Results of the current study showed that BIIE 0246 could significantly decrease VEGF in treatment groups. Several experimental and clinical reports examining the effects of NPY Y2 receptor antagonist on serum levels of VEGF; some of these results are consistent with the findings regarding the VEGF levels reported in the current study. Congyi Lu et al showed that blocking the NPY Y2 receptor pathway by BIIE 0246 impaired tumor vascularization and enhanced apoptosis which, together with the direct effect on neuroblastoma cells, led to significant inhibition of tumor growth in vivo (Lu et al., 2010).
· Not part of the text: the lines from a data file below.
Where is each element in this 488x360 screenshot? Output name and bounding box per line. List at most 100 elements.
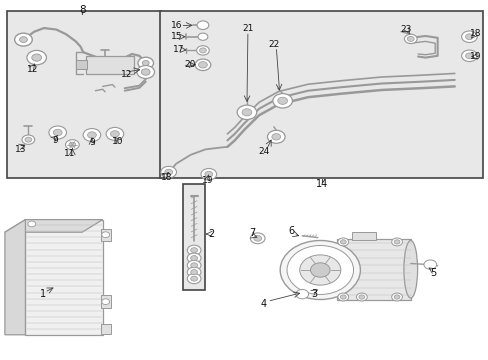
Circle shape	[190, 256, 197, 261]
Circle shape	[272, 94, 292, 108]
Text: 1: 1	[40, 289, 46, 300]
Circle shape	[465, 34, 472, 40]
Circle shape	[65, 140, 79, 150]
Circle shape	[286, 246, 353, 294]
Text: 20: 20	[183, 60, 195, 69]
Text: 6: 6	[288, 226, 294, 236]
Text: 10: 10	[111, 137, 123, 146]
Circle shape	[110, 131, 119, 137]
Circle shape	[337, 238, 348, 246]
Circle shape	[337, 293, 348, 301]
Circle shape	[190, 276, 197, 281]
Circle shape	[195, 59, 210, 71]
Circle shape	[391, 293, 402, 301]
Text: 21: 21	[242, 24, 253, 33]
Text: 3: 3	[311, 289, 317, 299]
Circle shape	[138, 57, 153, 69]
Text: 18: 18	[160, 173, 172, 181]
Circle shape	[250, 233, 264, 244]
Text: 18: 18	[468, 29, 480, 37]
Text: 8: 8	[79, 5, 85, 15]
Circle shape	[27, 50, 46, 65]
Text: 23: 23	[399, 25, 411, 34]
Circle shape	[277, 97, 287, 104]
Bar	[160, 11, 482, 178]
Text: 14: 14	[315, 179, 327, 189]
Circle shape	[310, 263, 329, 277]
Circle shape	[190, 270, 197, 275]
Circle shape	[237, 105, 256, 120]
Circle shape	[280, 240, 360, 300]
Bar	[337, 239, 410, 300]
Circle shape	[340, 295, 346, 299]
Circle shape	[299, 255, 340, 285]
Circle shape	[53, 129, 62, 136]
Bar	[76, 60, 87, 69]
Text: 13: 13	[15, 145, 26, 154]
Text: 7: 7	[248, 228, 254, 238]
Circle shape	[356, 293, 366, 301]
Circle shape	[20, 37, 27, 42]
Circle shape	[242, 109, 251, 116]
Circle shape	[190, 263, 197, 268]
Circle shape	[87, 132, 96, 138]
Text: 11: 11	[64, 149, 76, 158]
Circle shape	[83, 129, 101, 141]
Bar	[85, 56, 134, 74]
Text: 12: 12	[27, 65, 39, 74]
Circle shape	[106, 127, 123, 140]
Circle shape	[190, 248, 197, 253]
Polygon shape	[5, 220, 25, 335]
Circle shape	[267, 130, 285, 143]
Circle shape	[198, 62, 207, 68]
Circle shape	[28, 221, 36, 227]
Circle shape	[391, 238, 402, 246]
Text: 16: 16	[171, 21, 183, 30]
Circle shape	[393, 240, 399, 244]
Text: 9: 9	[52, 136, 58, 145]
Circle shape	[204, 171, 212, 177]
Circle shape	[187, 274, 201, 284]
Circle shape	[196, 46, 209, 55]
Text: 15: 15	[171, 32, 183, 41]
Bar	[7, 11, 161, 178]
Circle shape	[32, 54, 41, 61]
Circle shape	[69, 142, 76, 147]
Text: 2: 2	[208, 229, 214, 239]
Circle shape	[393, 295, 399, 299]
Text: 22: 22	[267, 40, 279, 49]
Bar	[101, 229, 110, 241]
Circle shape	[102, 232, 109, 238]
Circle shape	[142, 60, 149, 66]
Circle shape	[187, 253, 201, 263]
Circle shape	[407, 36, 413, 41]
Circle shape	[187, 245, 201, 255]
Text: 12: 12	[120, 70, 132, 79]
Text: 4: 4	[261, 299, 266, 309]
Text: 24: 24	[258, 147, 269, 156]
Circle shape	[358, 295, 364, 299]
Circle shape	[187, 267, 201, 277]
Circle shape	[22, 135, 35, 144]
Circle shape	[199, 48, 206, 53]
Circle shape	[423, 260, 436, 269]
Circle shape	[198, 33, 207, 40]
Bar	[101, 295, 110, 308]
Bar	[351, 232, 375, 240]
Text: 5: 5	[430, 267, 436, 278]
Circle shape	[461, 50, 476, 62]
Polygon shape	[25, 220, 102, 335]
Bar	[101, 324, 110, 334]
Circle shape	[137, 66, 154, 78]
Text: 19: 19	[202, 176, 213, 185]
Circle shape	[15, 33, 32, 46]
Circle shape	[201, 168, 216, 180]
Circle shape	[141, 69, 150, 75]
Circle shape	[253, 235, 261, 241]
Circle shape	[102, 299, 109, 305]
Circle shape	[271, 134, 280, 140]
Circle shape	[461, 31, 476, 42]
Bar	[183, 184, 205, 290]
Polygon shape	[5, 220, 102, 232]
Circle shape	[340, 240, 346, 244]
In the present study, although the obese treatment animals showed lower capillary density, their serum VEGFR-1 concentration had no significant difference with non-treated groups. It has been suggested that, even with an increase or no change in the VEGFR-1 level, the VEGFR-1 signaling pathway is defective during treatment, and these groups are probably VEGFR-1 resistant (Sasso et al., 2005; Waltenberger, 2009). It has also been suggested that high levels of VEGFR-1 inhibit angiogenesis by antagonizing the effects of VEGF (Ahmed, Li, Dunk, Whittle, Rushton, & Rollason, 1995; Maynard et al., 2003). This study could not demonstrate significant differences of NO levels in treatment groups compared with control groups. There is contradictory data about the role of NO in angiogenesis. Using an in vivo model, investigators have shown NO inhibits angiogenesis (Pipili-Synetos et al., 1994; Pipili-Synetos, Sakkoula, & Maragoudakis, 1993). Yang et al also reported that NO inhibits the proliferation of several different cell types, including vascular endothelial cells (Yang, Ando, Korenaga, Toyooka, & Kamiya, 1994). On the other hand, Joshi showed that NO originating from within the tumor cells may be responsible for the antiangiogenic effect within the tumor (Joshi, 1997). Regulation of blood flow by NO in experimental tumor-associated neovasculature has been reported (Tozer, Prise, & Chaplin, 1997) and may explain the vasodilation observed in the fully vascularized tumor. This conflicting data suggests that not only there is more than one mechanism involved, but also the type of tissue and tumor is an important factor in the angiogenic procedure. Thus, the role of NO in tumor angiogenesis needs further investigation.

5. Conclusion

The current study has shown that blocking the NPY Y2 receptor is beneficial to inhibiting tumor growth in vivo. The main mechanisms of this effect include inhibition of tumor cell proliferation with weakening of angiogenesis. The effectiveness of this treatment can be further improved by designing more potent NPY Y2 receptor antagonists. Therefore, NPY and its Y2 receptor are promising new targets in melanoma tumor therapy.